Because cherry laurels prefer slightly acidic soil, evergreen fertilizer oftentimes releases acid into the soil to meet the requirements of acidic-loving evergreens. It may be wise to alternate between evergreen fertilizer and ornamental tree fertilizer to meet all of cherry laurel’s nutritional requirements.
How Much Fertilizer Do Cherry Laurels Need?
Determining how much fertilizer cherry laurels need can seem tricky. However, using a granular slow release fertilizer when fertilizing cherry laurels can reduce stress on you as the grower and also reduce stress to the plant from over fertilizing.
Slow release fertilizers usually have easy to follow printed instructions on how much fertilizer to apply based on the plant’s trunk or drip line diameter. When fertilizing anything, it is very important to follow the product’s directions.

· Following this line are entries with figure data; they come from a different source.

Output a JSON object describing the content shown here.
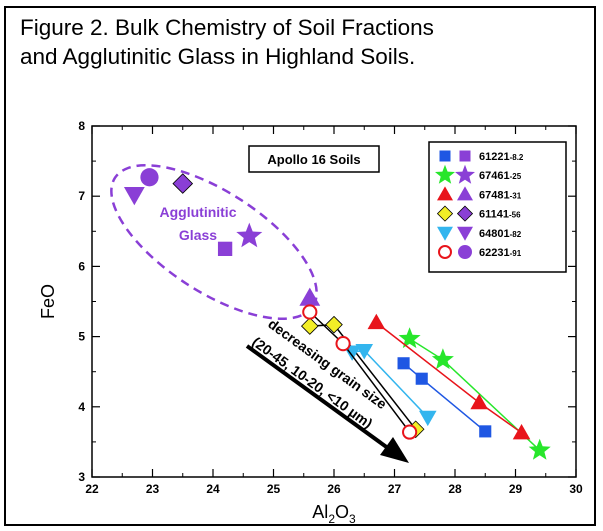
{
  "figure_title": {
    "line1": "Figure 2.  Bulk Chemistry of Soil Fractions",
    "line2": "and Agglutinitic Glass in Highland Soils."
  },
  "chart_data": {
    "type": "scatter",
    "title": "Apollo 16 Soils",
    "xlabel": "Al2O3",
    "ylabel": "FeO",
    "xlim": [
      22,
      30
    ],
    "ylim": [
      3,
      8
    ],
    "x_ticks": [
      22,
      23,
      24,
      25,
      26,
      27,
      28,
      29,
      30
    ],
    "y_ticks": [
      3,
      4,
      5,
      6,
      7,
      8
    ],
    "grid": false,
    "legend_position": "top-right",
    "series": [
      {
        "name": "61221-8.2",
        "label_main": "61221",
        "label_suffix": "-8.2",
        "color": "#1f57e3",
        "soil_marker": "square",
        "glass_marker": "square",
        "glass_color": "#8a3fd6",
        "fractions": [
          [
            27.15,
            4.62
          ],
          [
            27.45,
            4.4
          ],
          [
            28.5,
            3.65
          ]
        ],
        "glass": [
          24.2,
          6.25
        ]
      },
      {
        "name": "67461-25",
        "label_main": "67461",
        "label_suffix": "-25",
        "color": "#27e62b",
        "soil_marker": "star",
        "glass_marker": "star",
        "glass_color": "#8a3fd6",
        "fractions": [
          [
            27.25,
            4.97
          ],
          [
            27.8,
            4.67
          ],
          [
            29.4,
            3.38
          ]
        ],
        "glass": [
          24.6,
          6.43
        ]
      },
      {
        "name": "67481-31",
        "label_main": "67481",
        "label_suffix": "-31",
        "color": "#e8141b",
        "soil_marker": "triangle-up",
        "glass_marker": "triangle-up",
        "glass_color": "#8a3fd6",
        "fractions": [
          [
            26.7,
            5.2
          ],
          [
            28.4,
            4.06
          ],
          [
            29.1,
            3.63
          ]
        ],
        "glass": [
          25.6,
          5.55
        ]
      },
      {
        "name": "61141-56",
        "label_main": "61141",
        "label_suffix": "-56",
        "color": "#f2ee27",
        "soil_marker": "diamond",
        "glass_marker": "diamond",
        "glass_color": "#8a3fd6",
        "fractions": [
          [
            25.6,
            5.15
          ],
          [
            26.0,
            5.17
          ],
          [
            27.35,
            3.68
          ]
        ],
        "glass": [
          23.5,
          7.18
        ]
      },
      {
        "name": "64801-82",
        "label_main": "64801",
        "label_suffix": "-82",
        "color": "#33b5ee",
        "soil_marker": "triangle-down",
        "glass_marker": "triangle-down",
        "glass_color": "#8a3fd6",
        "fractions": [
          [
            26.3,
            4.78
          ],
          [
            26.5,
            4.8
          ],
          [
            27.55,
            3.85
          ]
        ],
        "glass": [
          22.7,
          7.02
        ]
      },
      {
        "name": "62231-91",
        "label_main": "62231",
        "label_suffix": "-91",
        "color": "#e8141b",
        "soil_marker": "circle-open",
        "glass_marker": "circle",
        "glass_color": "#8a3fd6",
        "fractions": [
          [
            25.6,
            5.35
          ],
          [
            26.15,
            4.9
          ],
          [
            27.25,
            3.64
          ]
        ],
        "glass": [
          22.95,
          7.27
        ]
      }
    ],
    "annotations": {
      "glass_label_line1": "Agglutinitic",
      "glass_label_line2": "Glass",
      "arrow_label_line1": "decreasing grain size",
      "arrow_label_line2": "(20-45, 10-20, <10 µm)"
    },
    "colors": {
      "glass_purple": "#8a3fd6",
      "axis": "#000000"
    }
  }
}
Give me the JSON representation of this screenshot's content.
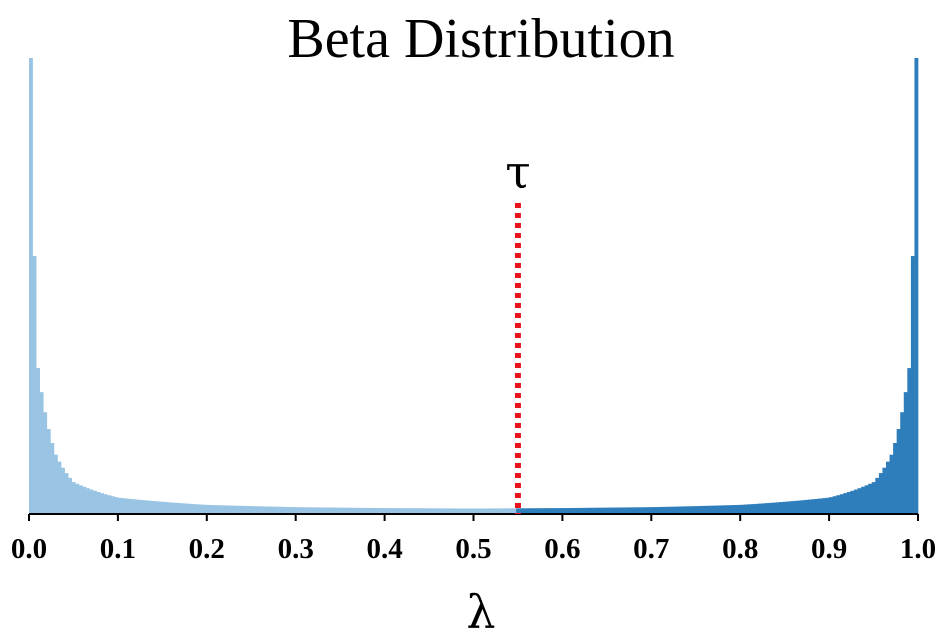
{
  "chart_data": {
    "type": "bar",
    "title": "Beta Distribution",
    "xlabel": "λ",
    "ylabel": "",
    "xlim": [
      0.0,
      1.0
    ],
    "x_ticks": [
      "0.0",
      "0.1",
      "0.2",
      "0.3",
      "0.4",
      "0.5",
      "0.6",
      "0.7",
      "0.8",
      "0.9",
      "1.0"
    ],
    "y_ticks_visible": false,
    "grid": false,
    "threshold": {
      "label": "τ",
      "value": 0.55,
      "color": "#e8141c",
      "style": "dotted"
    },
    "colors": {
      "below_threshold": "#9ac4e3",
      "above_threshold": "#2f7ebc"
    },
    "histogram": {
      "bins": 250,
      "distribution_shape": "U-shaped beta, α = β ≈ 0.3",
      "relative_density_samples": [
        {
          "x": 0.002,
          "y": 1.0
        },
        {
          "x": 0.01,
          "y": 0.32
        },
        {
          "x": 0.03,
          "y": 0.13
        },
        {
          "x": 0.05,
          "y": 0.07
        },
        {
          "x": 0.1,
          "y": 0.036
        },
        {
          "x": 0.2,
          "y": 0.02
        },
        {
          "x": 0.3,
          "y": 0.015
        },
        {
          "x": 0.4,
          "y": 0.013
        },
        {
          "x": 0.5,
          "y": 0.012
        },
        {
          "x": 0.6,
          "y": 0.013
        },
        {
          "x": 0.7,
          "y": 0.015
        },
        {
          "x": 0.8,
          "y": 0.02
        },
        {
          "x": 0.9,
          "y": 0.036
        },
        {
          "x": 0.95,
          "y": 0.07
        },
        {
          "x": 0.97,
          "y": 0.13
        },
        {
          "x": 0.99,
          "y": 0.32
        },
        {
          "x": 0.998,
          "y": 1.0
        }
      ]
    }
  }
}
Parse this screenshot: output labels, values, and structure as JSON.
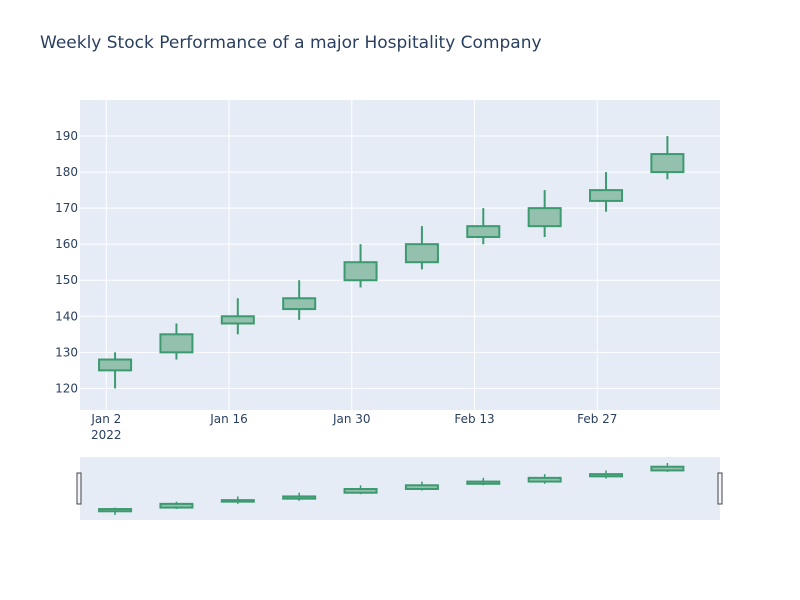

Slow release fertilizers allow low doses of fertilizer to slowly seep into the plant’s root zone over a period of time. When using slow release fertilizers for cherry laurel feeding, it is recommended to apply the fertilizer along the plant’s drip line in fall. While cherry laurels are evergreen, they do go through a dormant period in winter when the plant rests, stores energy and does not produce any growth. By fertilizing cherry laurels with slow release fertilizer during this dormancy period, the plant’s energy stores are boosted for optimal spring growth.
In a bind, water soluble instant fertilizers can be applied in early spring, if fertilizing in fall was not an option.